Sin embargo, pasados unos días noté que su comentario me había reconfortado de cierta manera indirecta. Me sentí afortunado por tener a mis padres viviendo todavía en la misma casa donde yo crecí junto a mis hermanos. Y cuando digo “la misma casa” no me refiero solamente a la dirección postal; quiero decir que esa casa tampoco tuvo grandes refacciones, ni ampliación de espacios, ni renovación de pisos, ni cambios de rejas, nada. A lo sumo una mano nueva de pintura cada cinco años, ¡pero siempre del mismo color inclusive!
En ese patio aprendí a caminar, hace ya más de cuarenta años, y cuando voy de visita todavía encuentro el tapialcito que me ayudaba a darme seguridad en esos primeros pasos, tal como lo documenta una amarillenta foto en el álbum familiar.
Mis padres siempre cuentan que cuando estaban de novios vivían en un departamento céntrico, pero que con llegada de los hijos decidieron mudarse a esa casa grande, con tres habitaciones y un patio con pasto y árboles añosos para que sus niños crecieran fuertes y entretenidos.
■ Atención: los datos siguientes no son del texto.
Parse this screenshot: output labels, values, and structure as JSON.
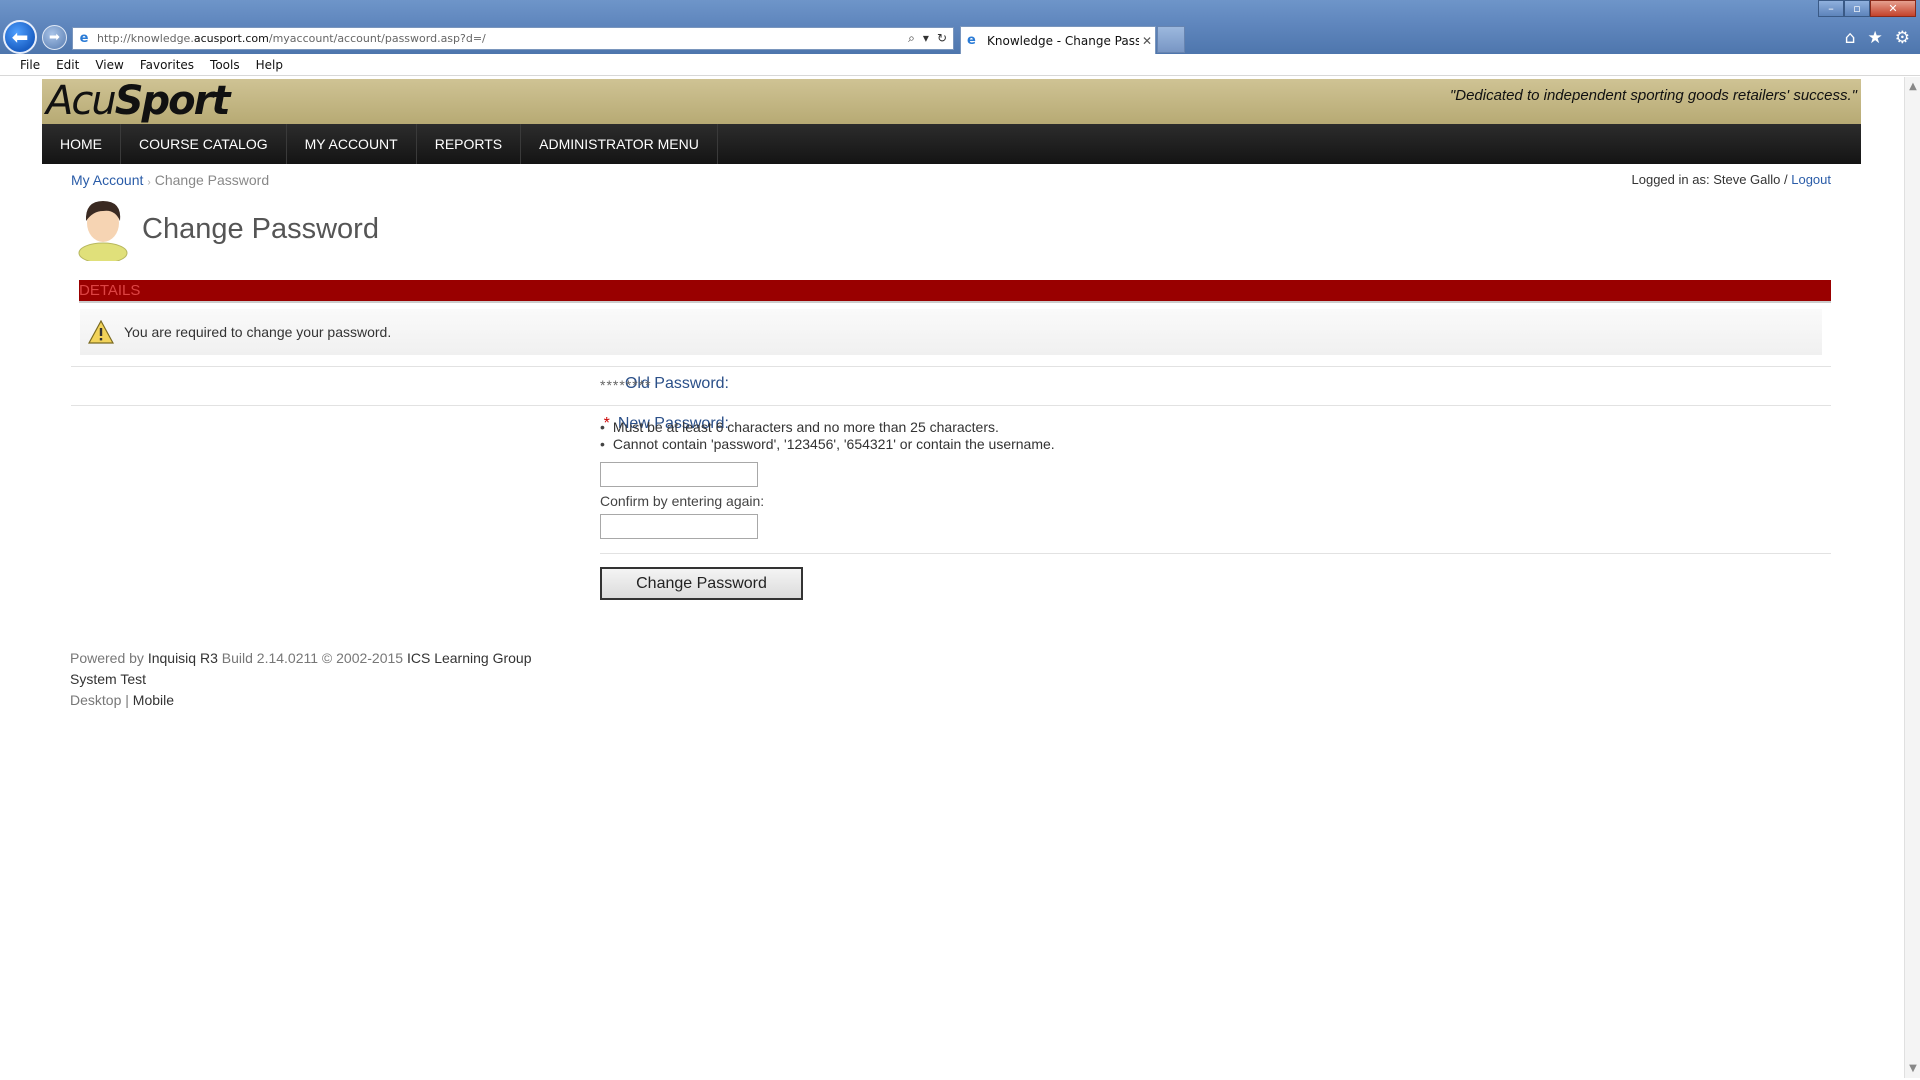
{
  "browser": {
    "address_url_prefix": "http://knowledge.",
    "address_url_domain": "acusport.com",
    "address_url_path": "/myaccount/account/password.asp?d=/",
    "tab_title": "Knowledge - Change Passw...",
    "menu": [
      "File",
      "Edit",
      "View",
      "Favorites",
      "Tools",
      "Help"
    ]
  },
  "header": {
    "logo_part1": "Acu",
    "logo_part2": "Sport",
    "tagline": "\"Dedicated to independent sporting goods retailers' success.\""
  },
  "nav": [
    "HOME",
    "COURSE CATALOG",
    "MY ACCOUNT",
    "REPORTS",
    "ADMINISTRATOR MENU"
  ],
  "breadcrumb": {
    "parent": "My Account",
    "separator": "›",
    "current": "Change Password"
  },
  "login": {
    "prefix": "Logged in as: Steve Gallo / ",
    "logout": "Logout"
  },
  "page": {
    "title": "Change Password",
    "section": "DETAILS",
    "notice": "You are required to change your password."
  },
  "form": {
    "old_label": "Old Password:",
    "old_value": "********",
    "new_required_mark": "*",
    "new_label": "New Password:",
    "rules": [
      "Must be at least 6 characters and no more than 25 characters.",
      "Cannot contain 'password', '123456', '654321' or contain the username."
    ],
    "new_value": "",
    "confirm_label": "Confirm by entering again:",
    "confirm_value": "",
    "submit": "Change Password"
  },
  "footer": {
    "powered_prefix": "Powered by ",
    "product": "Inquisiq R3",
    "build": " Build 2.14.0211  © 2002-2015 ",
    "company": "ICS Learning Group",
    "line2": "System Test",
    "desktop": "Desktop",
    "divider": " | ",
    "mobile": "Mobile"
  },
  "colors": {
    "section_bar": "#990000",
    "nav_bg": "#1a1a1a",
    "banner_bg": "#c4b783",
    "link": "#2a5ca8"
  }
}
Y así fuimos creciendo y así también nos fuimos de ahí, a armar nuestras propias familias.
Con la llegada de mis propios hijos, mi casa natal pasó a ser “la casa de los abuelos” y ahí creo que encontré el verdadero tesoro que escondía.
Visitar la casa de mis padres junto con mis hijos es un reverdecer de mi infancia. Hay mucho por compartir allí, por ejemplo, cuando mi hijo mayor se queda a dormir ahí, duerme en mi antigua pieza, en mi antigua cama, entonces puedo adelantarle las sombras que verá por la noche o los ruidos que escuchará de la persiana del fondo, para que no tenga miedo.
Y no solo eso, también puedo legarles los accesos a mis escondites secretos, enseñarles la manera más rápida de trepar al sauce de la vereda o revelarles la ubicación de una canilla oculta donde inflar los bombuchas y atacar por sorpresa en carnaval.
Es mágico ver cómo junto a sus primos, redescubren nuestros juegos; o se maravillan con las herramientas antiguas en sus excursiones al galponcito del fondo; reeditando sueños, gritos y carcajadas tantos años después.
Ese patio tiene langostas, tiene lombrices, tiene ranas, tiene naranjas y limones, pero sobre todo tiene una magia familiar que hoy en día ya se remonta por generaciones.
Es imposible no encontrar en esa casa un punto de referencia, un sentimiento de pertenencia. La permanencia como arraigo, la tranquilidad de lo conocido, de la constancia. Como constante es el amor que nos brindaron a nosotros, sus hijos, y que ahora les brindan a nuestros hijos, sus nietos.